Usage tips¶

When to use TabPFN¶

TabPFN excels in handling small to medium-sized datasets with up to 10,000 samples and 500 features. For larger datasets, approaches such as CatBoost, XGB, or AutoGluon are likely to outperform TabPFN.

Intended Use of TabPFN¶

While TabPFN provides a powerful drop-in replacement for traditional tabular data models, achieving top performance on real-world problems often requires domain expertise and the ingenuity of data scientists. Data scientists should continue to apply their skills in feature engineering, data cleaning, and problem framing to get the most out of TabPFN.

Limitations of TabPFN¶

TabPFN's inference speed may be slower than highly optimized approaches like CatBoost.
TabPFN's memory usage scales linearly with dataset size, which can be prohibitive for very large datasets.
Our evaluation focused on datasets with up to 10,000 samples and 500 features; scalability to larger datasets requires further study.

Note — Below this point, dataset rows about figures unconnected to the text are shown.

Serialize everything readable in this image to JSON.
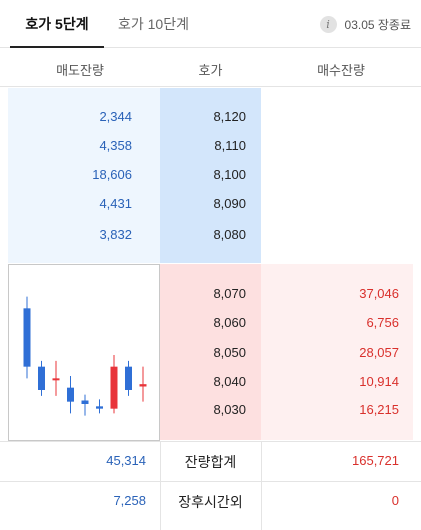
{
  "tabs": {
    "active": "호가 5단계",
    "inactive": "호가 10단계",
    "info_icon": "info-icon",
    "info_glyph": "i",
    "status_text": "03.05 장종료"
  },
  "header": {
    "ask_volume": "매도잔량",
    "price": "호가",
    "bid_volume": "매수잔량"
  },
  "asks": [
    {
      "volume": "2,344",
      "price": "8,120"
    },
    {
      "volume": "4,358",
      "price": "8,110"
    },
    {
      "volume": "18,606",
      "price": "8,100"
    },
    {
      "volume": "4,431",
      "price": "8,090"
    },
    {
      "volume": "3,832",
      "price": "8,080"
    }
  ],
  "bids": [
    {
      "price": "8,070",
      "volume": "37,046"
    },
    {
      "price": "8,060",
      "volume": "6,756"
    },
    {
      "price": "8,050",
      "volume": "28,057"
    },
    {
      "price": "8,040",
      "volume": "10,914"
    },
    {
      "price": "8,030",
      "volume": "16,215"
    }
  ],
  "totals": {
    "ask_total": "45,314",
    "label": "잔량합계",
    "bid_total": "165,721"
  },
  "after_hours": {
    "ask": "7,258",
    "label": "장후시간외",
    "bid": "0"
  },
  "colors": {
    "ask": "#2a62b8",
    "bid": "#d9302c",
    "candle_up": "#e8343a",
    "candle_down": "#2f6fd6"
  },
  "chart_data": {
    "type": "candlestick",
    "candles": [
      {
        "open": 8120,
        "close": 8070,
        "high": 8130,
        "low": 8060
      },
      {
        "open": 8070,
        "close": 8050,
        "high": 8075,
        "low": 8045
      },
      {
        "open": 8060,
        "close": 8060,
        "high": 8075,
        "low": 8045
      },
      {
        "open": 8052,
        "close": 8040,
        "high": 8062,
        "low": 8030
      },
      {
        "open": 8041,
        "close": 8038,
        "high": 8046,
        "low": 8028
      },
      {
        "open": 8036,
        "close": 8034,
        "high": 8042,
        "low": 8030
      },
      {
        "open": 8034,
        "close": 8070,
        "high": 8080,
        "low": 8030
      },
      {
        "open": 8070,
        "close": 8050,
        "high": 8075,
        "low": 8045
      },
      {
        "open": 8053,
        "close": 8055,
        "high": 8070,
        "low": 8040
      }
    ],
    "ylim": [
      8020,
      8140
    ]
  }
}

Computational and Time Requirements¶

TabPFN is computationally efficient and can run on consumer hardware for most datasets. Training on a new dataset is recommended to run on a GPU as this speeds it up significantly. However, TabPFN is not optimized for real-time inference tasks.

Data Preparation¶

TabPFN can handle raw data with minimal preprocessing. Provide the data in a tabular format, and TabPFN will automatically handle missing values, encode categorical variables, and normalize features. While TabPFN works well out-of-the-box, performance can further be improved using dataset-specific preprocessings.

Interpreting Results¶

TabPFN's predictions come with uncertainty estimates, allowing you to assess the reliability of the results. You can use SHAP to interpret TabPFN's predictions and identify the most important features driving the model's decisions.

Hyperparameter Tuning¶

TabPFN provides strong performance out-of-the-box without extensive hyperparameter tuning. If you have additional computational resources, you can further optimize TabPFN's performance using random hyperparameter tuning or the Post-Hoc Ensembling (PHE) technique.